As you can see you can gain a lot from Cloud computing but it doesn’t come for free and more than likely you will have to redesign your applications and rethink your processes to make sure you can take full advantage of what Cloud computing has to offer.

Tuesday, 1 September 2009

CloudCamp - a bunch of loose thoughts

I know more or less what Cloud Computing is but until recently I still struggled to figure what it is good for. That’s why I decided to attend CloudCamp at Google’s Sydney Office which is a Cloud Computing event focused on sharing thoughts in a form of open discussions. The presenters were there just to start conversations and finish them soon enough to have a few beers afterwards :). I participated in two sessions(Scaling Applications in the Cloud, Cloud Computing from business perspective) and each of them taught me something different.
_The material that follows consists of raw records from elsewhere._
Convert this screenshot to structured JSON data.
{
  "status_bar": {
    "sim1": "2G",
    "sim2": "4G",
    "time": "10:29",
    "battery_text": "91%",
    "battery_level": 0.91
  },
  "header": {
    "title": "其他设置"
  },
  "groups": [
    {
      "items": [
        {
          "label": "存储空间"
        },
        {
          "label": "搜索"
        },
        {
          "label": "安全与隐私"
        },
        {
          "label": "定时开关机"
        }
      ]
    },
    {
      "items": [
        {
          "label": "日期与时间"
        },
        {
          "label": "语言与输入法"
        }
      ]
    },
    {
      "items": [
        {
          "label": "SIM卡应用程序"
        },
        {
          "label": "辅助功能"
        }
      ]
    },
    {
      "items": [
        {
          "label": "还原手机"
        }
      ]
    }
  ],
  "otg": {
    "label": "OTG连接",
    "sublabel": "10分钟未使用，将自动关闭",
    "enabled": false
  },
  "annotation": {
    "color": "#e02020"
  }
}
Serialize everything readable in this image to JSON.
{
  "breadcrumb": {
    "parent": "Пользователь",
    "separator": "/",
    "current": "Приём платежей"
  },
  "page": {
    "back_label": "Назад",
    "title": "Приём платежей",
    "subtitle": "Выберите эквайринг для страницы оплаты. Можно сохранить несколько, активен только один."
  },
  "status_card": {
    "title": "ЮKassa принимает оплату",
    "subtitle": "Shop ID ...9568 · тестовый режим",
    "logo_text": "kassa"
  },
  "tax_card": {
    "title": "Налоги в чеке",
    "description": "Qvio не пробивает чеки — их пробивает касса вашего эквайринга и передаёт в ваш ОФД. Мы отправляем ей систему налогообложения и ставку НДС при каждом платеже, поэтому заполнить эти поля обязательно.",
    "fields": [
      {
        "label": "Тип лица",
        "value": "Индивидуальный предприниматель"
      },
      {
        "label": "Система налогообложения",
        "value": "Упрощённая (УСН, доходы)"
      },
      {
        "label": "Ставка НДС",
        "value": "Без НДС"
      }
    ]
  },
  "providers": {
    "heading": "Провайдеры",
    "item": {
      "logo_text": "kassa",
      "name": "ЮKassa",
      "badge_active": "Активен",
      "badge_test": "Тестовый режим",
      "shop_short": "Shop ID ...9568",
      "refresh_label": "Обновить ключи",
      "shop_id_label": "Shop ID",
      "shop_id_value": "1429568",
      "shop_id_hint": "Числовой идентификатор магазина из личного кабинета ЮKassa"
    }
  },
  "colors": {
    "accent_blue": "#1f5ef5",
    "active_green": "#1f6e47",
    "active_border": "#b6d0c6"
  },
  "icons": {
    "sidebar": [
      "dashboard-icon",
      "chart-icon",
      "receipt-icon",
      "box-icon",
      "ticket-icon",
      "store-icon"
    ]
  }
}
The sexiest part of Cloud Computing is its promise of scalability. The funny thing is that most of the people will never need it. If I’m not mistaken StackOverflow handles 1 million of hits a day running on a beefy DB server and two medium size Web servers. Sure, it depends what your app does but in most cases thinking a lot about scaling issues before you actually face them is a waste of time. It’s better to spend that time on making sure your app is successful. This of course doesn’t justify complete lack of design and messy code. It’s a matter of striking the right balance. If you know for fact that your app needs to handle huge load then it makes sense to design for it upfront. But again, if there is one problem that startups are dreaming of it’s the load problem :).
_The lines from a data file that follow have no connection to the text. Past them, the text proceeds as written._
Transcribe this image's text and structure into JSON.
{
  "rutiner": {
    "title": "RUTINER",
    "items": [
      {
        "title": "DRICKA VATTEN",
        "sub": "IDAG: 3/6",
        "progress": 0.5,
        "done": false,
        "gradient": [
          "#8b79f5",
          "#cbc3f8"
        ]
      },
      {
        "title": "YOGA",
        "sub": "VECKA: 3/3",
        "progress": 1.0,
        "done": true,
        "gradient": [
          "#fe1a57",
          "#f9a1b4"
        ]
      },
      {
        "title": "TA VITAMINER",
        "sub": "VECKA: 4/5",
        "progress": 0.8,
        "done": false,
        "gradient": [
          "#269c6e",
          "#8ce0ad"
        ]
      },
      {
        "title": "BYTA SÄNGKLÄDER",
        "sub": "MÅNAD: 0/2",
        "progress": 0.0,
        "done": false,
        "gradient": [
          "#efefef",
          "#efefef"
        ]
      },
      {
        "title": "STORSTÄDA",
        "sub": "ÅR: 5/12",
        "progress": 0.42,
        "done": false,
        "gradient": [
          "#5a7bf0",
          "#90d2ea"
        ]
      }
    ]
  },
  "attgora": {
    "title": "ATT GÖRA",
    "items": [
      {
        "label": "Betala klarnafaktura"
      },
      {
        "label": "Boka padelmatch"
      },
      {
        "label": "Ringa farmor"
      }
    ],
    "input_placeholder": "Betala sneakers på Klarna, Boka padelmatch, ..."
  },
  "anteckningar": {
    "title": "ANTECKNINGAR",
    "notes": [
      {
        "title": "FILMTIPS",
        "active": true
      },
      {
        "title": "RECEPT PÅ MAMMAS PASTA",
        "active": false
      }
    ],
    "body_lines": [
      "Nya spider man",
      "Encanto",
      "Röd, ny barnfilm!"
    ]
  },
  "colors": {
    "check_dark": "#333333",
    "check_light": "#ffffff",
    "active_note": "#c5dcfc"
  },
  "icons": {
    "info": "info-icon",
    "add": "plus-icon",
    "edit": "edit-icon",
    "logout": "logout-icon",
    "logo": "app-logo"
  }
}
One of the presenters mentioned that hosting of a regular WordPress based site in the Cloud is 7 times more expensive than regular, dedicated hosting. The cloud seems to be good for apps which resource utilization is either low or variable. If it’s low then it means that by hosting it yourself you pay for resources that you don’t take advantage of. If your utilization is high it might not make sense to move to the Cloud because the Cloud Computing providers charge you for resources (you will use the same amount) and additionally for promise of more resources when you need them. If you have to handle spikes Cloud Computing might be the way to go as you don’t want to buy bunch of servers that you use only a couple of weeks a year. In other words the key to successful migration to the Cloud is to know your application capacity.

A few people mentioned that they use the Cloud as their stress testing environments. This actually makes a lot sense because you can quickly provision a lot of boxes, do your testing and then discard them for a very reasonable price. In general if you need to perform some kind of activity that is either temporary or repetitive you might want to consider doing it off your premises.
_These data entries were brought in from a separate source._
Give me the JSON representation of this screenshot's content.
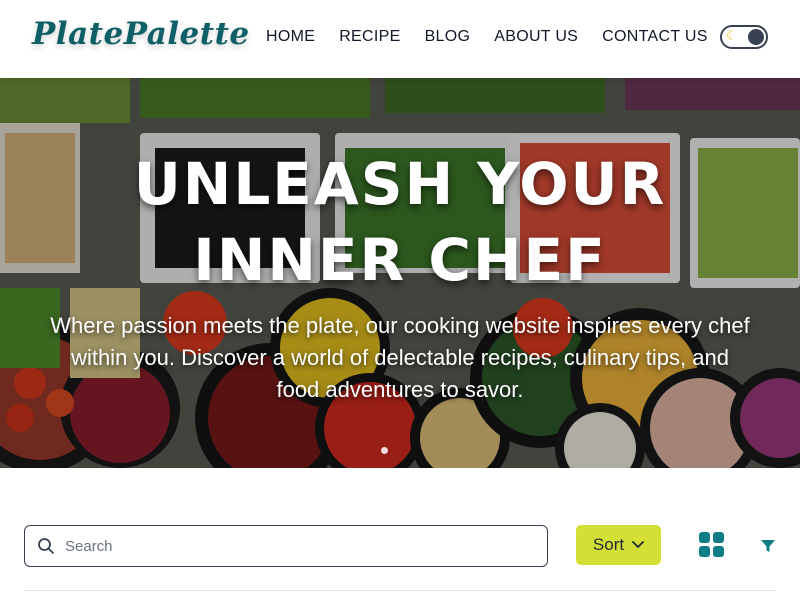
{
  "brand": {
    "logo_text": "PlatePalette",
    "logo_color": "#0f5f66"
  },
  "nav": {
    "items": [
      {
        "label": "HOME"
      },
      {
        "label": "RECIPE"
      },
      {
        "label": "BLOG"
      },
      {
        "label": "ABOUT US"
      },
      {
        "label": "CONTACT US"
      }
    ]
  },
  "theme_toggle": {
    "icon": "moon-icon",
    "state": "dark-mode-off"
  },
  "hero": {
    "title_line1": "UNLEASH YOUR",
    "title_line2": "INNER CHEF",
    "subtitle": "Where passion meets the plate, our cooking website inspires every chef within you. Discover a world of delectable recipes, culinary tips, and food adventures to savor.",
    "background": "salad-bar-ingredients-photo",
    "carousel_dots": 1
  },
  "toolbar": {
    "search_placeholder": "Search",
    "search_value": "",
    "sort_label": "Sort",
    "sort_color": "#d4df35",
    "view_icon": "grid-view-icon",
    "filter_icon": "filter-icon",
    "accent_color": "#0e7d86"
  }
}
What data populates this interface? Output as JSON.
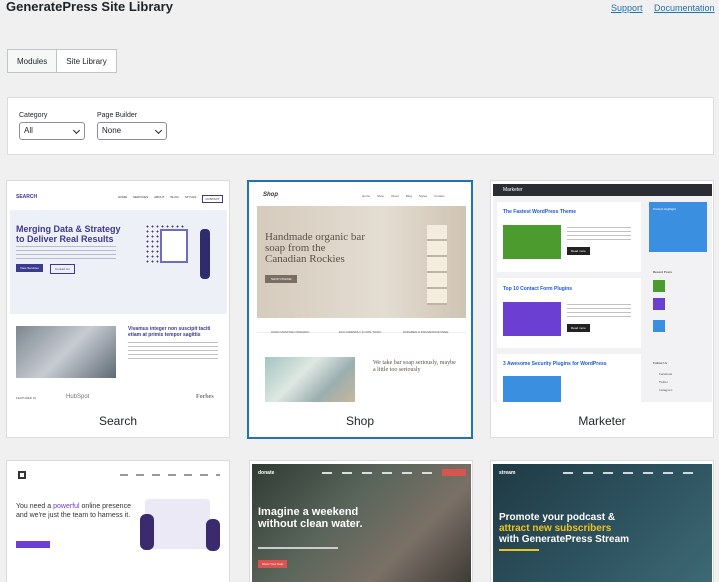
{
  "header": {
    "title": "GeneratePress Site Library",
    "links": {
      "support": "Support",
      "documentation": "Documentation"
    }
  },
  "tabs": [
    {
      "label": "Modules",
      "active": false
    },
    {
      "label": "Site Library",
      "active": true
    }
  ],
  "filters": {
    "category": {
      "label": "Category",
      "value": "All"
    },
    "page_builder": {
      "label": "Page Builder",
      "value": "None"
    }
  },
  "sites": [
    {
      "name": "Search",
      "preview": {
        "logo": "SEARCH",
        "nav": [
          "HOME",
          "SERVICES",
          "ABOUT",
          "BLOG",
          "STYLES",
          "CONTACT"
        ],
        "headline": "Merging Data & Strategy to Deliver Real Results",
        "buttons": [
          "View Services",
          "Contact Us"
        ],
        "section_title": "Vivamus integer non suscipit taciti etiam at primis tempor sagittis",
        "featured_label": "FEATURED IN",
        "logos": [
          "HubSpot",
          "Forbes"
        ]
      }
    },
    {
      "name": "Shop",
      "preview": {
        "logo": "Shop",
        "nav": [
          "Home",
          "Shop",
          "About",
          "Blog",
          "Styles",
          "Contact"
        ],
        "headline": "Handmade organic bar soap from the Canadian Rockies",
        "cta": "SHOP ONLINE",
        "features": [
          "HAND CRAFTED ORGANIC",
          "ECO FRIENDLY & NON-TOXIC",
          "PARABEN & FRAGRANCE FREE"
        ],
        "tagline": "We take bar soap seriously, maybe a little too seriously"
      }
    },
    {
      "name": "Marketer",
      "preview": {
        "logo": "Marketer",
        "posts": [
          "The Fastest WordPress Theme",
          "Top 10 Contact Form Plugins",
          "3 Awesome Security Plugins for WordPress"
        ],
        "read_more": "Read more",
        "sidebar_titles": [
          "Product Highlight",
          "Recent Posts",
          "Follow Us"
        ],
        "social": [
          "Facebook",
          "Twitter",
          "Instagram"
        ]
      }
    },
    {
      "name": "",
      "preview": {
        "headline_start": "You need a ",
        "headline_highlight": "powerful",
        "headline_end": " online presence and we're just the team to harness it."
      }
    },
    {
      "name": "",
      "preview": {
        "logo": "donate",
        "headline": "Imagine a weekend without clean water.",
        "cta": "Show Your Help"
      }
    },
    {
      "name": "",
      "preview": {
        "logo": "stream",
        "headline_start": "Promote your podcast &",
        "headline_highlight": "attract new subscribers",
        "headline_end": "with GeneratePress Stream"
      }
    }
  ],
  "colors": {
    "link": "#2271b1",
    "selected_border": "#2271b1",
    "search_accent": "#3b3a8f",
    "marketer_green": "#4b9b2f",
    "marketer_purple": "#6a3fd1",
    "marketer_blue": "#3a8fe0",
    "stream_accent": "#f0c419"
  }
}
Another presenter said that the Cloud Computing price should drop in the near future because more and more people are using it and it might become a commodity. Someone compared Amazon pricelist to the price lists of mobile network operators. At the beginning the price list was simple to attract customers. The more people use the service the more complicated the price list gets until the point when a regular user is totally lost and the service provider can make more money off him/her then before. It is an interesting theory and definitively true with regards to at least some mobile network operators. I still can’t figure out why 50 AUD worth CAP converts into 150 AUD value :).

An employee of of a big hardware vendor mentioned that some big Cloud Computing providers are working on a standard that will let people to move their apps from one provider to the other. I suppose they figured out that being locked to a particular provider is not what business is looking for.

From business perspective IT infrastructure is a cost. If the cost can be lowered by moving it to the Cloud that’s great. It’s not like business is mad about Could Computing. If a bunch of monkeys were good enough and cheaper than on premises IT infrastructure they would go for it. IT is a tool. So far the best one and let’s try to keep it that way :).